The point of a covert channel is obscurity. You could add security on top of it, but putting the message into the data part would defeat the whole purpose of the covert channel. You are trying to find some way to get processes/machines/people to communicate within the confines of the operating system, and without anything/anybody else knowing about it.
An simple example? Say all the normal channels for process communication are blocked. No pipes, no sockets, etc. You can't use files. The only thing you can do is monitor the activity of the other process (ie the 'ps' command). By monitoring, say, memory allocation of the other process, two processes could communicate, sending the data byte by byte. Once a byte is sent, the receiving process could increment its memory to confirm. Then the sender increments its memory to send the next byte, etc.
The point of covert channels is that no matter how secure a system appears to be, it is possible for leaks because of things like this (probably more complex).
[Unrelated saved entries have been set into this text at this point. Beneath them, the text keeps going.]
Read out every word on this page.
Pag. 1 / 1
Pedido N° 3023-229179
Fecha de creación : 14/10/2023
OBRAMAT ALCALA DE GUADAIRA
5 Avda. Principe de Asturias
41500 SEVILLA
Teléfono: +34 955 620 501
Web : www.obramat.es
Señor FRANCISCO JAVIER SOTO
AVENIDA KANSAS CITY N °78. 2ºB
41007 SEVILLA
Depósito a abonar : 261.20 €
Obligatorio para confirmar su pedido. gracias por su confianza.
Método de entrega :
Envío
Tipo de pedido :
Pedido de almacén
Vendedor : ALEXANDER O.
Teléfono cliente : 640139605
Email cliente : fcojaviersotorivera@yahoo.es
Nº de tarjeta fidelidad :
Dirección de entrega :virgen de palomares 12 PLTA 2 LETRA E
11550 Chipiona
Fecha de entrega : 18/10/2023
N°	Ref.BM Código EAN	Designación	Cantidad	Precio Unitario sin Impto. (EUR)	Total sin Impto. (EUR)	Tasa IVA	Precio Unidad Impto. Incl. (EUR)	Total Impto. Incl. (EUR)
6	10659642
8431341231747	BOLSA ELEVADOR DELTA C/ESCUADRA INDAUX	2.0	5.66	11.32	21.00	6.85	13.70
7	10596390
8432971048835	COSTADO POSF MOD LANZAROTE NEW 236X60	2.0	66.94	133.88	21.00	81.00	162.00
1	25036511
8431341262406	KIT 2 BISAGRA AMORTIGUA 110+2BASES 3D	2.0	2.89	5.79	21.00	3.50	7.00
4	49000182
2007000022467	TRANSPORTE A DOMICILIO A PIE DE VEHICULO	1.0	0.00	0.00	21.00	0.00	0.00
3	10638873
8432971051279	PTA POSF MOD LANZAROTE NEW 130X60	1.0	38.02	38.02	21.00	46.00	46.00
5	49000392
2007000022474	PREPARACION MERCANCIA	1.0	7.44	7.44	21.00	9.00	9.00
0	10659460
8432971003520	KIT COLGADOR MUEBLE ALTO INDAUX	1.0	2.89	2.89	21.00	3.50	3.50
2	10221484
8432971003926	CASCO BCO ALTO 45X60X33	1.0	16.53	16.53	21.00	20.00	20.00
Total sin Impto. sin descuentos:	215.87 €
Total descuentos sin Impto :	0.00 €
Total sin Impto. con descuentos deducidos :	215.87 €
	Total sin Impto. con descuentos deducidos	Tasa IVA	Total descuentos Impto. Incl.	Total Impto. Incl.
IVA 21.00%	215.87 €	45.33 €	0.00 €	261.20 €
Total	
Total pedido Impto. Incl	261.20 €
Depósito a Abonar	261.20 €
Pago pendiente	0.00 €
I'm not sure what the standard says about what this field should say. And even if it defines something, another question is what stacks will actually do with this field. Anyway - one way to stop this would be to zero this field on everything going out and comming into the firewall. The problem, of course, is that if this field actually serves a pourpose this will break the functionality. A way to detect and monitor this type of channel is to inspect that field on all the packets. If stacks are zeroing the field, then it should be easy to detect machines employing this technique. But as soon as a major vendor releases a stack that doesn't do that, this ceases to be a good detection method.
This all makes some big assumptions. How many admins will actually recognize this threat? How many will care? How many will take steps to mitigate it?
The thing I find fascinating is he invented and implemented this method without realizing what he was doing.
espo
As for point 4, you certainly have a point there, but with the MTU discovery in IPv6 (which prevents the (expensive!) fragmentation found in IPv4) you might actually see improvements there, too.